Lies and the Lying Liars Who Tell Them*—Clinton Edition
In recent years, my memories of Bill Clinton's presidency had been suffused with a golden glow of nostalgia for a booming economy, low unemployment, the "end of welfare as we know it," and, most miraculously of all, federal budget surpluses. Our holiday from history in the 1990s was truly a halcyon time. I had almost forgotten how irritatingly self-righteous and economical with the truth the Clintons could be. Their recent shenanigans in the current campaign is bringing it all back. The most recent installment occurred in the Democratic candidates' debate in South Carolina.
Obama struck back during the debate, but, as the Clintons well know, lies tend to stick even after they are rebutted. The Washington Post's highly useful Fact Checker column parses Hillary Clinton's latest statements.
First, Sen. Clinton (D-N.Y.) claimed that Obama had said that "he really liked the ideas of the Republicans over the last 10-15 years." The Post Fact Checker notes:
Obama did not say that he "really liked the ideas of the Republicans" in his interview with the Reno Gazette-Journal on Jan. 14. Here is the quote:
"I think it is fair to say the Republicans were the party of ideas for a pretty long chunk of time over the last 10, 15 years, in the sense they were challenging conventional wisdom. Now, you've heard it all before. You look at the economic policies when they're being debated among the presidential candidates, and it's all tax cuts. Well, you know, we've done that, we tried it. That's not really going to solve our energy problems."
Then Clinton asserted that Obama had done legal work for a Chicago slumlord. The Post Fact Checker finds:
According to the Chicago Sun-Times, Obama received $168,000 in campaign contributions from Rezko and his associates after 1995. Obama has denied doing any legal work directly for Rezko or his companies. During Monday night's debate, he said that he had done "about five hours' worth of work" on a joint real estate development project involving Rezko and a Chicago church group.
William Miceli, Obama's supervisor at the law firm, said the firm represented the Woodlawn Preservation and Investment Corp., a nonprofit group that redeveloped a run-down property on Chicago's South Side with Rezko. He called Clinton's assertion that Obama represented Rezko in a slum landlord business "categorically untrue."
"He was a very junior lawyer at the time, who was given responsibility for basic due diligence, document review," said Miceli, adding that Obama did what he was told by the firm. According to Miceli, that was the only time Obama worked on a Rezko-related project while at the law firm.

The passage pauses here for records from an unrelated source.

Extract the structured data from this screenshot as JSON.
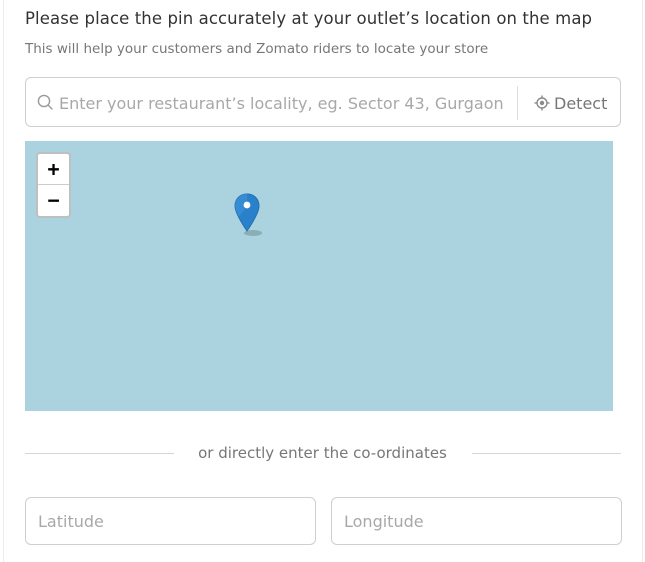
{
  "header": {
    "title": "Please place the pin accurately at your outlet’s location on the map",
    "subtitle": "This will help your customers and Zomato riders to locate your store"
  },
  "search": {
    "placeholder": "Enter your restaurant’s locality, eg. Sector 43, Gurgaon",
    "value": "",
    "icon": "search-icon",
    "detect_label": "Detect",
    "detect_icon": "locate-crosshair-icon"
  },
  "map": {
    "zoom_in_label": "+",
    "zoom_out_label": "−",
    "water_color": "#aad3df",
    "marker_color": "#2a81cb"
  },
  "coordinates": {
    "divider_text": "or directly enter the co-ordinates",
    "latitude_placeholder": "Latitude",
    "longitude_placeholder": "Longitude",
    "latitude_value": "",
    "longitude_value": ""
  }
}
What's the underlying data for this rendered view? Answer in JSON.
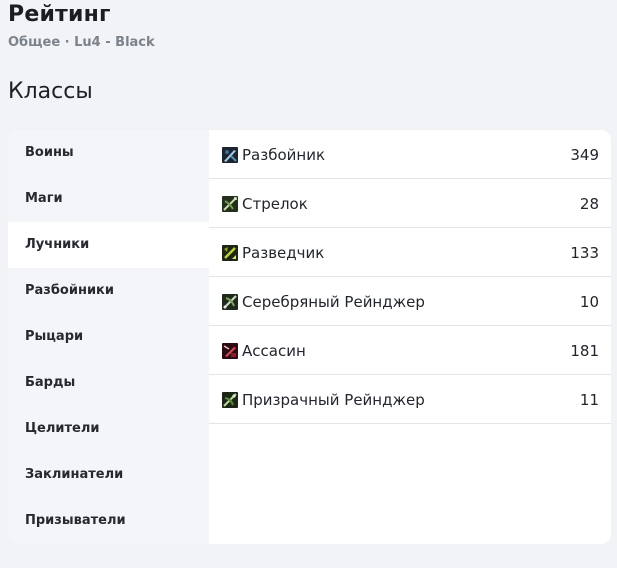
{
  "header": {
    "title": "Рейтинг",
    "breadcrumb": "Общее · Lu4 - Black"
  },
  "section": {
    "title": "Классы"
  },
  "sidebar": {
    "items": [
      {
        "label": "Воины",
        "active": false
      },
      {
        "label": "Маги",
        "active": false
      },
      {
        "label": "Лучники",
        "active": true
      },
      {
        "label": "Разбойники",
        "active": false
      },
      {
        "label": "Рыцари",
        "active": false
      },
      {
        "label": "Барды",
        "active": false
      },
      {
        "label": "Целители",
        "active": false
      },
      {
        "label": "Заклинатели",
        "active": false
      },
      {
        "label": "Призыватели",
        "active": false
      }
    ]
  },
  "classes": [
    {
      "name": "Разбойник",
      "count": "349",
      "icon": "rogue-class-icon",
      "color": "#3b6f8f"
    },
    {
      "name": "Стрелок",
      "count": "28",
      "icon": "hawkeye-class-icon",
      "color": "#4e7a3a"
    },
    {
      "name": "Разведчик",
      "count": "133",
      "icon": "tracker-class-icon",
      "color": "#6a8a1c"
    },
    {
      "name": "Серебряный Рейнджер",
      "count": "10",
      "icon": "silver-ranger-class-icon",
      "color": "#5b7f45"
    },
    {
      "name": "Ассасин",
      "count": "181",
      "icon": "assassin-class-icon",
      "color": "#8a1c2a"
    },
    {
      "name": "Призрачный Рейнджер",
      "count": "11",
      "icon": "phantom-ranger-class-icon",
      "color": "#5c7a3c"
    }
  ]
}
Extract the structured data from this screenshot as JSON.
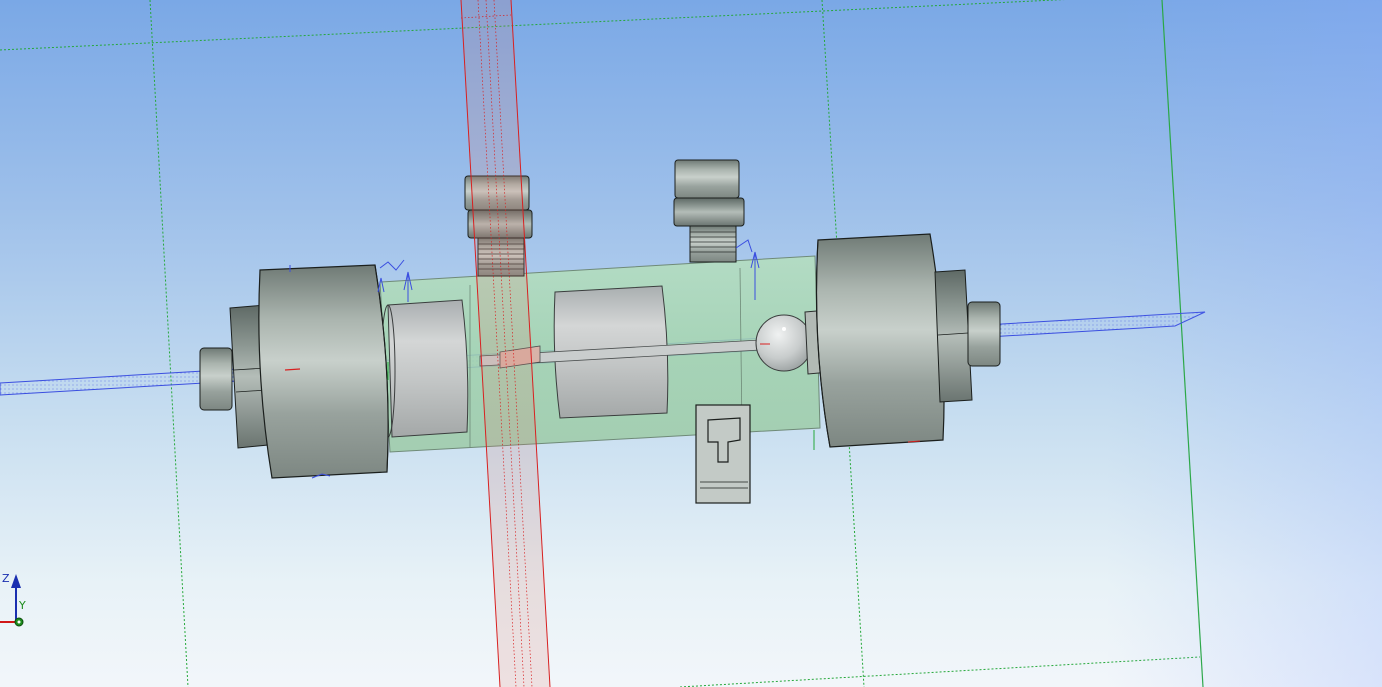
{
  "viewport": {
    "background_top": "#7aa8e6",
    "background_bottom": "#f2f6fa"
  },
  "triad": {
    "z_label": "Z",
    "y_label": "Y",
    "z_color": "#1a2fb0",
    "y_color": "#1c8c1c",
    "x_color": "#d01818"
  },
  "colors": {
    "plane_blue": "#3a4ee0",
    "plane_red": "#d82020",
    "grid_green": "#25a83a",
    "body_fill": "#a8d7b2",
    "metal": "#9ea8a2",
    "edge": "#1b1f1d"
  }
}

I don't think that I'm the only voter who will be turned off by such reminders of earlier Clinton era mendacity.
Disclosure: I don't know for whom I am going to vote yet. I did buy two $25 tickets to Obama's speech in Charlottesville as a present for my wife who tends to vote Democratic. As I reported at Hit & Run, I was underwhelmed. In addition, I predicted in January, 2007 that Obama would be the Democratic Party's presidential nominee. Perhaps I cannot be objective about Sen. Clinton's lack of veracity because I have several very expensive dinners riding on this prediction.
*Headline shamelessly appropriated, remixed and recontextualized from Al Franken.